Estimated value of Pi is 3.80000000000000000000
[hdfs@localhost bin]$
Step 28 : Verify the  Running Services Using the Web Interface:

Web Interface for the resource Manager can be viewed by
Shows the running application on single node cluster

Application Overview -Final Status( FINISHED)

Step 29 :   Create a Directory on HDFS 

[hdfs@localhost bin]$ ./hadoop fs -mkdir test1
Step 30:   Put local file "hellofile" into HDFS (/test1)

[hdfs@localhost bin]$ ./hadoop fs -put hellofile /test1

Step 31: Check the  input file "hellofile" on HDFS

[hdfs@localhost bin]$ ./hadoop fs -ls /test1
Found 1 items
-rw-r--r--   1 hdfs supergroup        113 2013-12-29 04:56 /test1/hellofile
[hdfs@localhost bin]$
Step 32: Run application program "WordCount"  from hadoop-mapreduce-examples-2.2.0.jar

WordCount Example:
WordCount example reads text files and counts how often words occur. The input is text files and the output is text files, each line of which contains a word and the count of how often it occured, separated by a tab.Each mapper takes a line as input and breaks it into words. It then emits a key/value pair of the word and 1. Each reducer sums the counts for each word and emits a single key/value with the word and sum.

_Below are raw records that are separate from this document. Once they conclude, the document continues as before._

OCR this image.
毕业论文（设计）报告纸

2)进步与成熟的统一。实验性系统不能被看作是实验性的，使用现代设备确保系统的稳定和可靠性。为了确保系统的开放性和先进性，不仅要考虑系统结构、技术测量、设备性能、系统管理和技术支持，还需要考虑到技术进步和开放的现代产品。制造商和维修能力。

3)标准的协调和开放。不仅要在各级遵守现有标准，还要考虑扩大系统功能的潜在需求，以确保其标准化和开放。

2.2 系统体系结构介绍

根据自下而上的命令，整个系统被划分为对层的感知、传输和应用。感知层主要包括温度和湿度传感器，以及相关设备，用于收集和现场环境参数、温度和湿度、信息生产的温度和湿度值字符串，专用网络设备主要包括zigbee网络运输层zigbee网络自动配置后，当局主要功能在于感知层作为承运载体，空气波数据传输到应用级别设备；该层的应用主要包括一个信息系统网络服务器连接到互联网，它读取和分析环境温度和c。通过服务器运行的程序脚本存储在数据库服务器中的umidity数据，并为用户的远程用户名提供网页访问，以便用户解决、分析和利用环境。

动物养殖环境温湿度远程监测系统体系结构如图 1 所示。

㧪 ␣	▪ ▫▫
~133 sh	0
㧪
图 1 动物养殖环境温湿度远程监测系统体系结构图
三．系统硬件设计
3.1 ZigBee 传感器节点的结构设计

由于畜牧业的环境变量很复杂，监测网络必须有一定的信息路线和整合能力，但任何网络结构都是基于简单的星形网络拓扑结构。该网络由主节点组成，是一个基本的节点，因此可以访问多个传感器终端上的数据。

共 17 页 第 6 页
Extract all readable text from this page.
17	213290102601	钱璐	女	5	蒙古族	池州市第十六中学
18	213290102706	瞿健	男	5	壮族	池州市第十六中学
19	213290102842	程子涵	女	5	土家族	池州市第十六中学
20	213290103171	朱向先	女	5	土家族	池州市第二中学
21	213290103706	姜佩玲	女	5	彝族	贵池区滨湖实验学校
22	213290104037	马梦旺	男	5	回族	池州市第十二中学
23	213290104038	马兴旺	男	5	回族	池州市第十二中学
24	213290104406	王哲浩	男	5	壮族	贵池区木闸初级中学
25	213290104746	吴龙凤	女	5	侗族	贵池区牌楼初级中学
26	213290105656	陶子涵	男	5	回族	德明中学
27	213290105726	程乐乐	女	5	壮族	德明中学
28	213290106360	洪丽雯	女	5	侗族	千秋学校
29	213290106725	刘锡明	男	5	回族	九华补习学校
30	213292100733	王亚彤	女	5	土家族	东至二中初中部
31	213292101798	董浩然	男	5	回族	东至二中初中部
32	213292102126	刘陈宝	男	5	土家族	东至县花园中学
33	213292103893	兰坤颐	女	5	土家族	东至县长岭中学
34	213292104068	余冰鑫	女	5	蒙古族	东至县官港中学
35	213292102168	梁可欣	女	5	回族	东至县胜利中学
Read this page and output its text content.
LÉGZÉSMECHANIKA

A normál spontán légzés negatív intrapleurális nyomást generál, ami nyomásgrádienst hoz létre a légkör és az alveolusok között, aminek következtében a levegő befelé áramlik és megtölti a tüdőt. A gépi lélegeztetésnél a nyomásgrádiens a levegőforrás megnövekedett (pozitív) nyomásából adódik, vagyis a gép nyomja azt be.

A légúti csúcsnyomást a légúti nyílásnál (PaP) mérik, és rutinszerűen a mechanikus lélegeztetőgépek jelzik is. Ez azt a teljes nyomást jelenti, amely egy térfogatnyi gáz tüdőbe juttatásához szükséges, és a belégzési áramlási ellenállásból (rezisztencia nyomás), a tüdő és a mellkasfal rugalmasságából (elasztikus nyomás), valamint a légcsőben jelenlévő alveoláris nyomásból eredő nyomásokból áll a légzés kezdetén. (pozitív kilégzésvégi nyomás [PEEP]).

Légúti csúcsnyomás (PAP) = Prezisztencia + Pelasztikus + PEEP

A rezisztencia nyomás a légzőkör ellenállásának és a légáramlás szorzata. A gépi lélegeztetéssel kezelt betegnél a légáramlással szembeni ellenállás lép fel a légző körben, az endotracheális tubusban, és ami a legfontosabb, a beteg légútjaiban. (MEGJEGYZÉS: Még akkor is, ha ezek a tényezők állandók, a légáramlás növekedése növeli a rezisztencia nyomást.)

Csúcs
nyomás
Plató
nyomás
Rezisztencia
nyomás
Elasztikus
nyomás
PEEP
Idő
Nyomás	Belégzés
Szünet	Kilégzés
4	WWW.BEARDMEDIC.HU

To run the example, the command syntax is
bin/hadoop jar hadoop-*-examples.jar wordcount <in-dir> <out-dir>

All of the files in the input directory (called in-dir in the command line above) are read and the counts of words in the input are written to the output directory (called out-dir above).It is assumed that both inputs and outputs are stored in HDFS.If your input is not already in HDFS, but is rather in a local file system somewhere, you need to copy the data into HDFS as shown in above steps 29-31.
NOTE: Similarly you could think of processing  bigger Data Files ( Weather data , Healthcare data, Machine Log data ...etc).